The Strangest Hello Kitty-Branded Garbage You Can Buy Right Now

FUN
Oct 10, 2014 at 2:03 PM ET

Hello Kitty’s first-ever museum retrospective opens tomorrow in Los Angeles. The Japanese American National Museum is bracing for an extraordinary influx of pilgrims coming to pay tribute to the exhibition, which includes everything from the original Hello Kitty coin purse to Lady Gaga’s Hello Kitty gown.

The 40-year-old feline (or at least feline-ish) icon is the crown jewel of Japanese licensing magnate Sanrio, which has shrewdly authorized branding deals with the likes of Stratocaster, the L.A. Dodgers and the band KISS. And also, apparently, everyone else who asks. The absurd heights of devotion the character inspires in children and adults alike earns the company more than $7 billion a year—and there’s no accounting for the unimaginable number of knockoff products that borrow her likeness without permission.

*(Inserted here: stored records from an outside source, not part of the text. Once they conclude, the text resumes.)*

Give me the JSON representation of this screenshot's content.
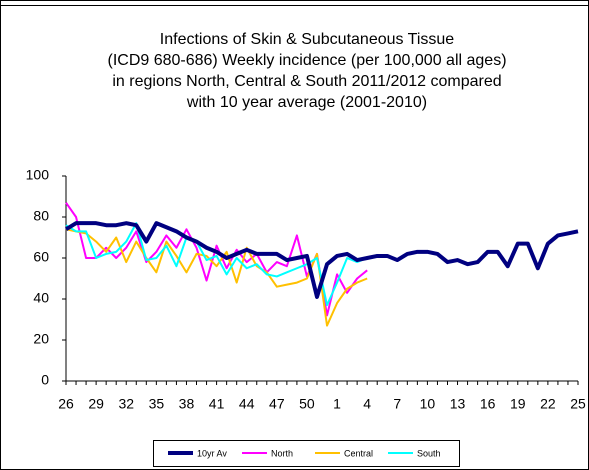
{
  "chart_data": {
    "type": "line",
    "title": [
      "Infections of Skin & Subcutaneous Tissue",
      "(ICD9 680-686) Weekly incidence (per 100,000 all ages)",
      "in regions North, Central & South 2011/2012 compared",
      "with 10 year average (2001-2010)"
    ],
    "categories": [
      "26",
      null,
      null,
      "29",
      null,
      null,
      "32",
      null,
      null,
      "35",
      null,
      null,
      "38",
      null,
      null,
      "41",
      null,
      null,
      "44",
      null,
      null,
      "47",
      null,
      null,
      "50",
      null,
      null,
      "1",
      null,
      null,
      "4",
      null,
      null,
      "7",
      null,
      null,
      "10",
      null,
      null,
      "13",
      null,
      null,
      "16",
      null,
      null,
      "19",
      null,
      null,
      "22",
      null,
      null,
      "25"
    ],
    "ylim": [
      0,
      100
    ],
    "yticks": [
      0,
      20,
      40,
      60,
      80,
      100
    ],
    "grid": false,
    "legend": "bottom",
    "series": [
      {
        "name": "10yr Av",
        "color": "#000080",
        "values": [
          74,
          77,
          77,
          77,
          76,
          76,
          77,
          76,
          68,
          77,
          75,
          73,
          70,
          68,
          65,
          63,
          60,
          62,
          64,
          62,
          62,
          62,
          59,
          60,
          61,
          41,
          57,
          61,
          62,
          59,
          60,
          61,
          61,
          59,
          62,
          63,
          63,
          62,
          58,
          59,
          57,
          58,
          63,
          63,
          56,
          67,
          67,
          55,
          67,
          71,
          72,
          73
        ]
      },
      {
        "name": "North",
        "color": "#ff00ff",
        "values": [
          87,
          80,
          60,
          60,
          65,
          60,
          65,
          73,
          58,
          63,
          71,
          65,
          74,
          65,
          49,
          66,
          55,
          64,
          58,
          62,
          53,
          58,
          56,
          71,
          51,
          62,
          32,
          52,
          43,
          50,
          54,
          null,
          null,
          null,
          null,
          null,
          null,
          null,
          null,
          null,
          null,
          null,
          null,
          null,
          null,
          null,
          null,
          null,
          null,
          null,
          null,
          null
        ]
      },
      {
        "name": "Central",
        "color": "#ffc000",
        "values": [
          74,
          73,
          72,
          68,
          63,
          70,
          58,
          68,
          60,
          53,
          68,
          61,
          53,
          62,
          61,
          56,
          63,
          48,
          65,
          56,
          53,
          46,
          47,
          48,
          50,
          62,
          27,
          38,
          45,
          48,
          50,
          null,
          null,
          null,
          null,
          null,
          null,
          null,
          null,
          null,
          null,
          null,
          null,
          null,
          null,
          null,
          null,
          null,
          null,
          null,
          null,
          null
        ]
      },
      {
        "name": "South",
        "color": "#00ffff",
        "values": [
          76,
          73,
          73,
          60,
          62,
          63,
          68,
          77,
          59,
          60,
          66,
          56,
          70,
          68,
          59,
          61,
          52,
          60,
          55,
          57,
          52,
          51,
          53,
          55,
          57,
          60,
          37,
          48,
          60,
          58,
          60,
          null,
          null,
          null,
          null,
          null,
          null,
          null,
          null,
          null,
          null,
          null,
          null,
          null,
          null,
          null,
          null,
          null,
          null,
          null,
          null,
          null
        ]
      }
    ]
  }
}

From vibrators—uh, “shoulder massagers“—to Bibles, here are some of the many unexpected forms in which you can buy Hello Kitty. (Full disclosure: The author of this story once had Hello Kitty checks and a Hello Kitty debit card. She regrets nothing.)

Vegetable Peeler, $4.99

What toy chest is complete without one?

Exhaust Pipe, $68.69

Melts emissions inspectors’ hearts.

Thong, $15

Because there’s nothing sexier than an anthropomorphic cat designed to lure children into buying pencil cases.

“Exotic Dancewear,” $75

OK, maybe there’s one thing sexier.

Toilet Paper, $5.95

For the person in your life who really loves Hello Kitty, or the person in your life who really, really hates Hello Kitty.

Crocheted Toilet Paper Cover, $10

Ample proof that Hello Kitty could anchor a horror movie franchise.

Toilet Seat and Lid Cover, $20.42

Crap and garbage for your crap and garbage.

38-Year-Old Toothpaste, $21.99

Hello Kitty, an oral history.

Nail Clippers, $3.77

Contact Lenses, $22.90

All the better to see you with, my dear.

Pipe, $50

For catnip use only.

Lighters, 50 for $19.99

The best kids always bring enough for the whole class.

AK-47, $1,072.95

Wine, $17.99

Notes of hairball and polyester.

Roomba, $130.99

Humidifier, $39.52

Condoms, $7.15 Each (Sold Out)

An optimist would point out that these are out of stock. A pessimist would point out that, well, that means someone bought them all.

Chia Pet, $17.99

LeBron James Phone Case, $0.20

Now that King James is back in Ohio, does this count as a collector’s item?